May 7th, 2009 8:13 AM by Lehel Szucs
Thursday's bond market has opened in negative territory following the release of stronger than expected economic data and early stock gains. The stock markets are showing moderate strength during early trading with the Dow up 53 points and the Nasdaq up 10 points. The bond market is currently down 13/32, which will likely push this morning's mortgage rates higher by approximately .125 - .250 of a discount point compared to yesterday's morning rates.

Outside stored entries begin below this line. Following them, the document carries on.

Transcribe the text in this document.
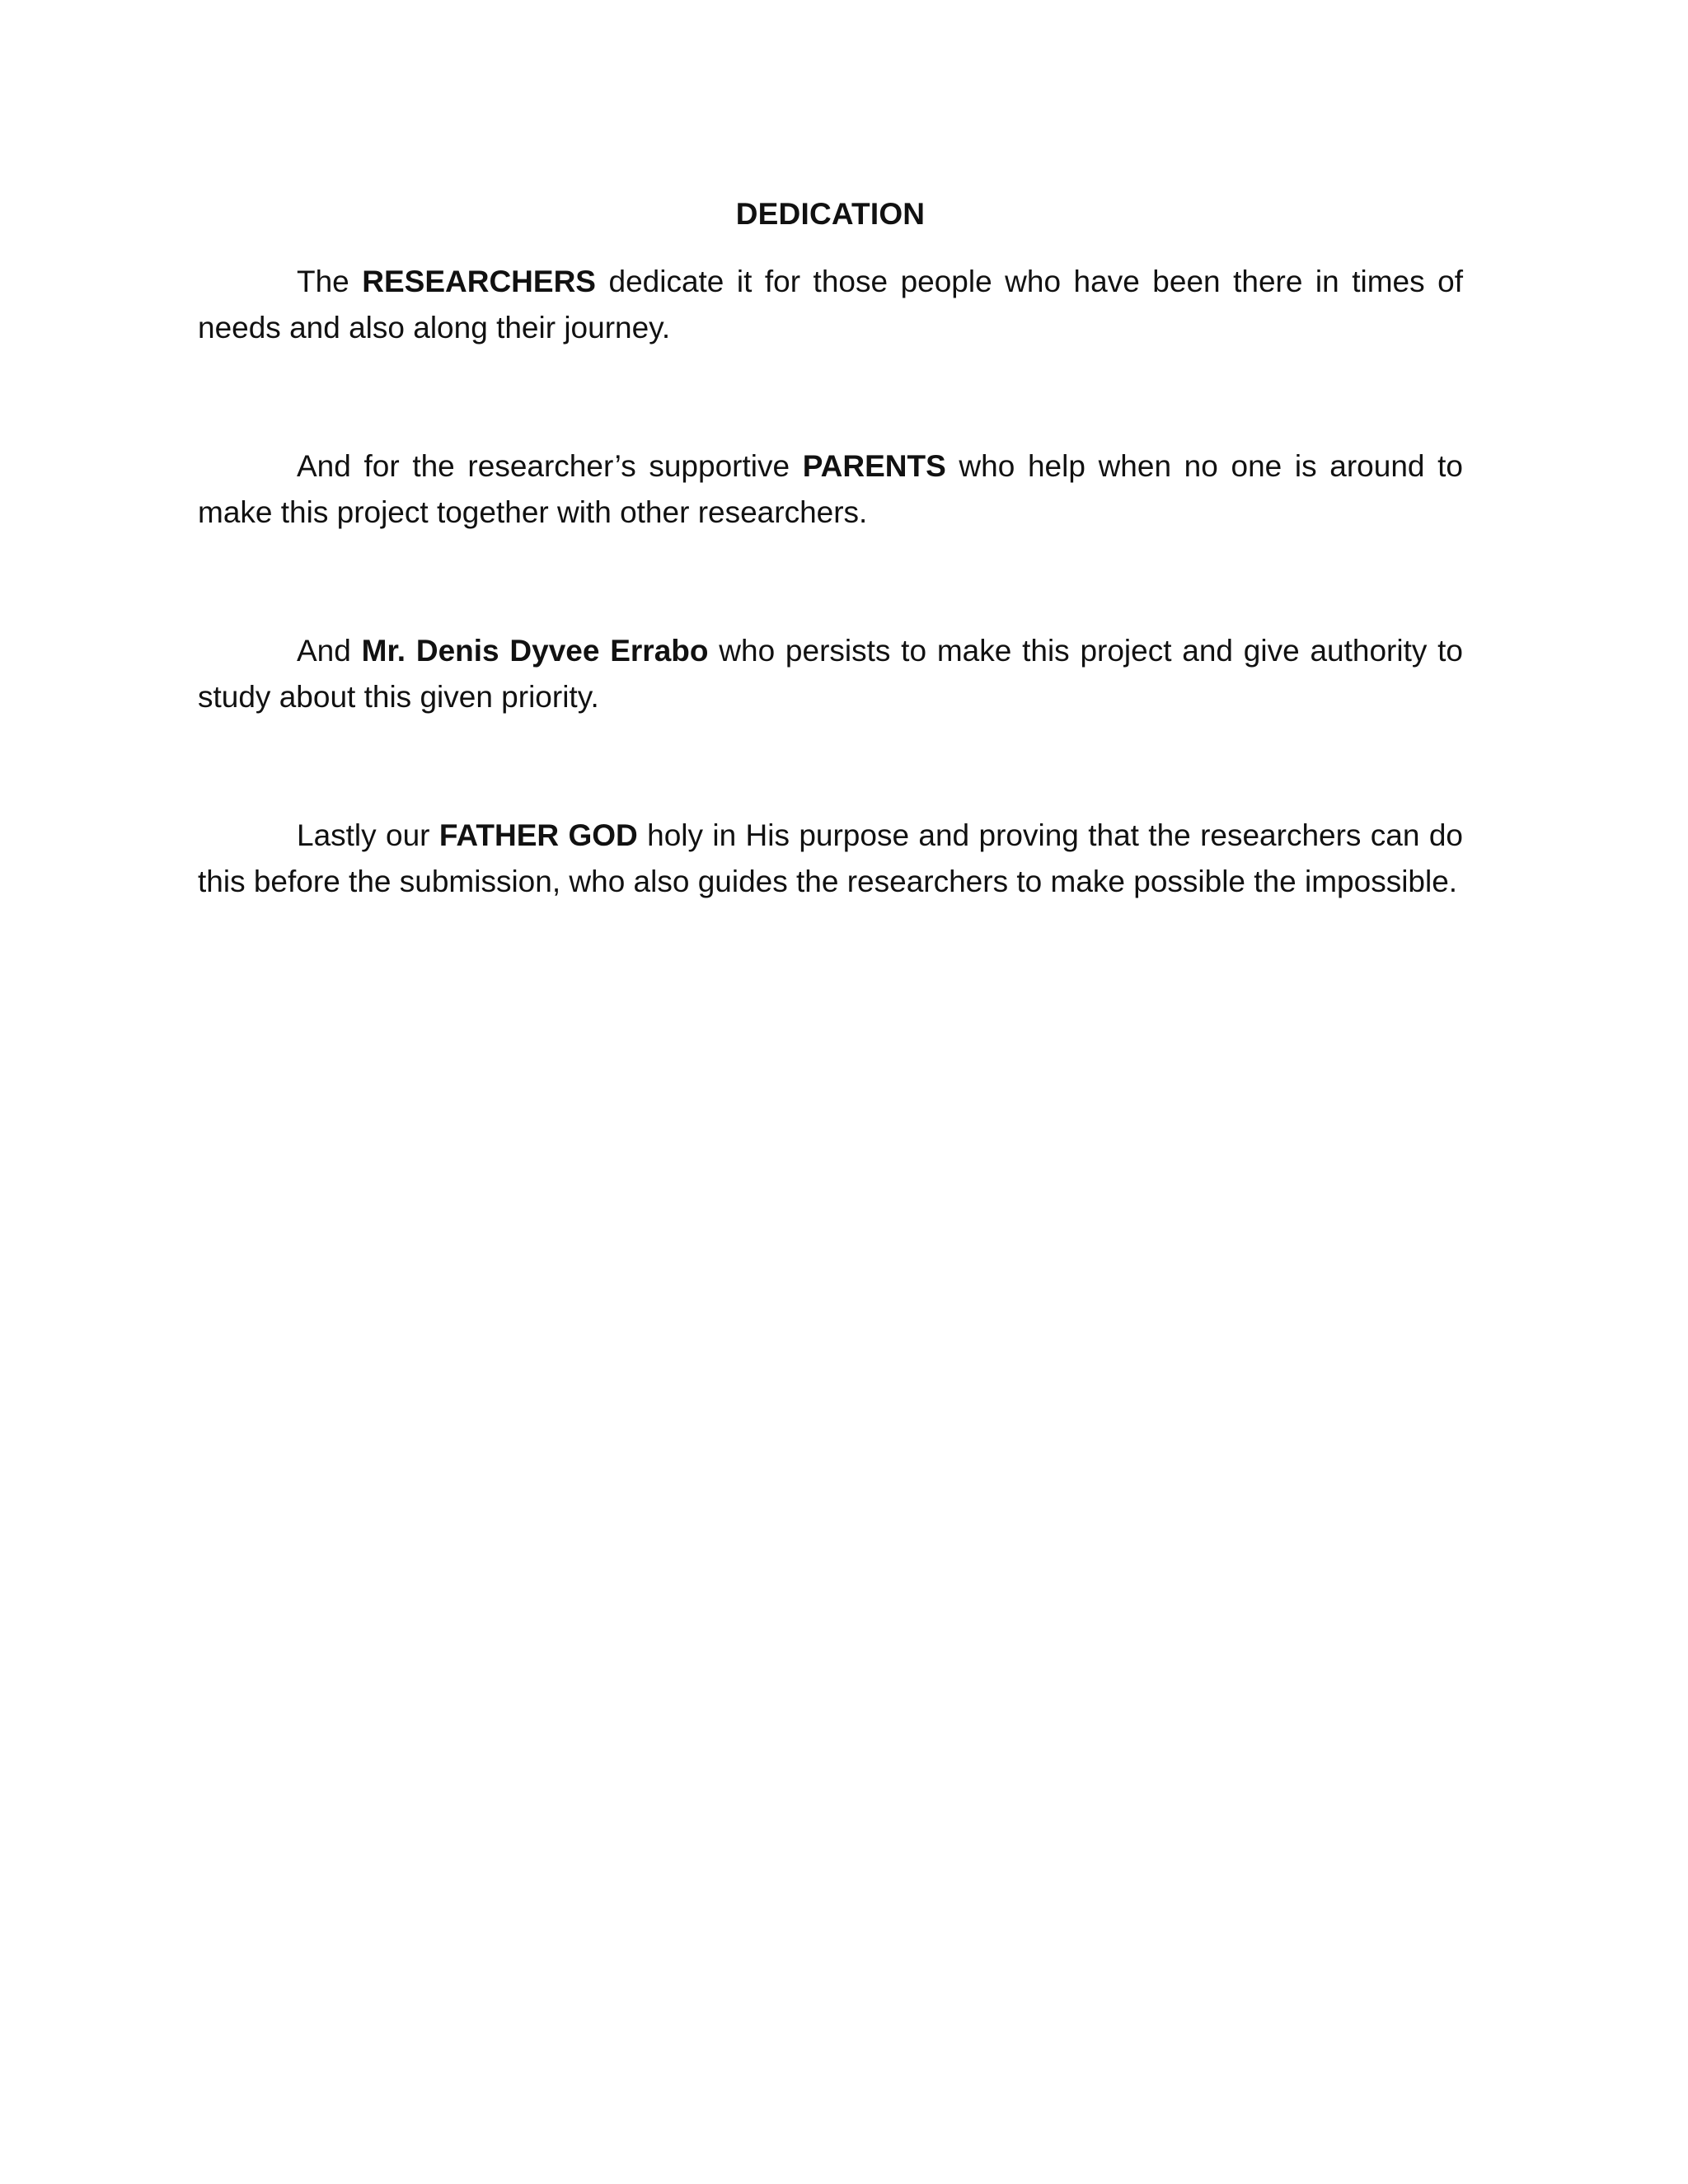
DEDICATION

The RESEARCHERS dedicate it for those people who have been there in times of needs and also along their journey.

And for the researcher’s supportive PARENTS who help when no one is around to make this project together with other researchers.

And Mr. Denis Dyvee Errabo who persists to make this project and give authority to study about this given priority.

Lastly our FATHER GOD holy in His purpose and proving that the researchers can do this before the submission, who also guides the researchers to make possible the impossible.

The Labor Department gave us both of this morning's releases. The more important of the two was the 1st Quarter Productivity and Costs data that revealed a larger than expected 0.8% increase in worker output. The bad news came from the Unit Labor Costs reading that showed a 3.3% increase. That was higher than the 2.7% that was forecasted, meaning employer costs were higher than thought. Higher costs can translate to wage inflation concerns, therefore, this portion of the report is a negative for bonds.< br />The second bit of news was last week's unemployment figures. It showed that 601,000 new claims for benefits were filed last week. This is a three month low and was well below forecasts of 635,000, but fortunately this data is not considered to be highly influential on mortgage rates. However, it does raise additional concern about tomorrow's monthly report.
Yesterday's 10-year Note sale was met with a decent demand from investors. That led to improvements in bonds during afternoon trading yesterday and some lenders to revise mortgage pricing lower. The Treasury will sell 30-year Bonds today, posting the results at 1:30 PM ET. Another round of strong bidding could cause bonds to get back some of this morning's earlier losses. However, I suspect that most mortgage lenders will wait until tomorrow's big news rather than revising their rates this afternoon.
Tomorrow morning brings us the release of the almighty Employment report, giving us April 's employment statistics. This is where we may see a huge rally or major sell-off in the bond market and large changes in mortgage rates. The ideal situation for the bond and mortgage markets would be a larger than expected increase in the unemployment rate and more payrolls lost during the month than was expected.
It could turn out to be a wonderful day in the mortgage market tomrrow, but it also carries risks of seeing mortgage rates move higher if the Labor Department posts stronger than expected readings. Current forecasts are calling for an 8.9% unemployment rate and approximately 620,000 jobs lost during the month.
If I were considering financing/refinancing a home, I would.... Lock if my closing was taking place within 7 days... Lock if my closing was taking place between 8 and 20 days... Float if my closing was taking place between 21 and 60 days... Float if my closing was taking place over 60 days from now... This is only my opinion of what I would do if I were financing a home. It is only an opinion and cannot be guaranteed to be in the best interest of all/any other borrowers.